Choreografisch ist Footloose weniger bedeutend als West Side Story, Flashdance oder Step Up. Sein Rang basiert daher stärker auf kultureller Wiedererkennbarkeit, Soundtrack und Thema. Tanz wird hier zum Symbol gegen Kontrolle, Verbot und moralische Enge. Gegenüber anderen Kandidaten wie Save the Last Dance oder Center Stage hat Footloose den Vorteil, dass Titel, Songs und Grundkonflikt bis heute sofort verstanden werden.
- Tanz als Symbol jugendlicher Selbstbestimmung
- Stark verbunden mit dem Pop-Sound der 1980er
- Bis heute einer der bekanntesten Tanzfilmtitel
- Jahr
- 1984
- Regie
- Herbert Ross
- Entscheidender Ranggrund
- Hohe Popkultur-Wiedererkennbarkeit und klares Tanz-als-Freiheit-Motiv
- Quelle
- Box Office Mojo – Footloose
FAQ: Die besten Tanzfilme
Welcher ist der beste Tanzfilm aller Zeiten?
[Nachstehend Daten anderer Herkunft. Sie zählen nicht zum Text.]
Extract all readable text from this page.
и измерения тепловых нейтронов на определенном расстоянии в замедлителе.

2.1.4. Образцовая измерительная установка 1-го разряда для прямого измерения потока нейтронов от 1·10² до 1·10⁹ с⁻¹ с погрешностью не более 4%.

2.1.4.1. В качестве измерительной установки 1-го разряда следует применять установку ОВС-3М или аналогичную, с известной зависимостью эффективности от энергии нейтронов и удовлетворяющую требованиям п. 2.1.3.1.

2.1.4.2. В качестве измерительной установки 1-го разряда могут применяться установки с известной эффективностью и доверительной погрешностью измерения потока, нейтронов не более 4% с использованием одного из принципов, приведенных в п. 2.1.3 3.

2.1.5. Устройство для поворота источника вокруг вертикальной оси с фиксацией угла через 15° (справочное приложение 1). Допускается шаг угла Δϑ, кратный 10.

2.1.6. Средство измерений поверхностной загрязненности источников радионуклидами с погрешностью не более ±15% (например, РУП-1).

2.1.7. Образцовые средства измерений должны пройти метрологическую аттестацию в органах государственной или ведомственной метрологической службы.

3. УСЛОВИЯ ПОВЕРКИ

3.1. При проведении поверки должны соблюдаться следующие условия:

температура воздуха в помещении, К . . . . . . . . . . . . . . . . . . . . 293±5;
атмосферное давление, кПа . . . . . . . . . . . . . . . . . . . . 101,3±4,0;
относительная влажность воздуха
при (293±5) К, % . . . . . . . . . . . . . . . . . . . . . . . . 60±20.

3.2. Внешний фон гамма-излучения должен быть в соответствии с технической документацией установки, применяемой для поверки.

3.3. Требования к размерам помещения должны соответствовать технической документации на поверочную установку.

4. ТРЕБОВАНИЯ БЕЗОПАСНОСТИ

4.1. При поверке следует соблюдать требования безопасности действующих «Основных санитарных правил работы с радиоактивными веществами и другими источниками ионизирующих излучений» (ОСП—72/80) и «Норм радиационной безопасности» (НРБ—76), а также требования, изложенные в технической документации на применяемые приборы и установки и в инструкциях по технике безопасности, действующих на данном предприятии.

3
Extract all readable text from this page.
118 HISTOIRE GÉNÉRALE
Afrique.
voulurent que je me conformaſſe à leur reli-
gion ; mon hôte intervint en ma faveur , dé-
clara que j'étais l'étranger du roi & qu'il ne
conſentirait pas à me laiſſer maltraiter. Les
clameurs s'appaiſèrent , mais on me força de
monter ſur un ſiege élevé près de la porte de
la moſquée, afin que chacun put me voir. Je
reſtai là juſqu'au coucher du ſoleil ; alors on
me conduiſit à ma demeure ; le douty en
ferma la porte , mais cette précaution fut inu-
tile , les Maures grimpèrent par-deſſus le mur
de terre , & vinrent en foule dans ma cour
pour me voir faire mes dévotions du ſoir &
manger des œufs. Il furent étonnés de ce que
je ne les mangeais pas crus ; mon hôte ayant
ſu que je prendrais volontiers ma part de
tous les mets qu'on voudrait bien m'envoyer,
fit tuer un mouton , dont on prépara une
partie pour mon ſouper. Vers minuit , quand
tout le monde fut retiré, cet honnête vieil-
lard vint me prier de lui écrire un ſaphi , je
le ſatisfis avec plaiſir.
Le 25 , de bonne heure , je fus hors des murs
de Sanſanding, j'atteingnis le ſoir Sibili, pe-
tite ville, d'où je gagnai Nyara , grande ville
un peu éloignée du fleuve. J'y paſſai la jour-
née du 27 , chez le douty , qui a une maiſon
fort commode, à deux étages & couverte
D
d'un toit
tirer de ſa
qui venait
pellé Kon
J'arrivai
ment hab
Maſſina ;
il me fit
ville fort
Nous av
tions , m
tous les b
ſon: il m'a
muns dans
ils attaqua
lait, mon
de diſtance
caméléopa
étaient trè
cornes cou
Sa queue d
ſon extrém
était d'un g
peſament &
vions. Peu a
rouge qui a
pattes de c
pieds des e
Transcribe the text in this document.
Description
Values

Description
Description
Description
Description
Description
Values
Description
In diesem Ranking liegt Singin’ in the Rain vorne, weil der Film Tanz, Musical, Komödie und Filmgeschichte besonders perfekt verbindet.
Warum ist Dirty Dancing nicht auf Platz 1?
Dirty Dancing ist der vielleicht populärste romantische Tanzfilm, erreicht aber nicht ganz die filmhistorische und choreografische Gesamtbedeutung von Singin’ in the Rain und West Side Story.
Welche Tanzfilme eignen sich für Fans von Streetdance?
Besonders geeignet sind Step Up, spätere Filme der Reihe sowie moderne Tanzfilme wie You Got Served oder Save the Last Dance.
Gibt es gute Tanzfilme über Ballett?
Ja. Black Swan zeigt Ballett als psychologisches Drama, während Billy Elliot Ballett mit sozialer Herkunft und Selbstfindung verbindet.
Warum fehlen Tanzfilme wie Center Stage oder Save the Last Dance?
Beide sind wichtige Genrebeiträge, hatten im Gesamtvergleich aber weniger filmhistorische Wirkung als die zehn ausgewählten Titel.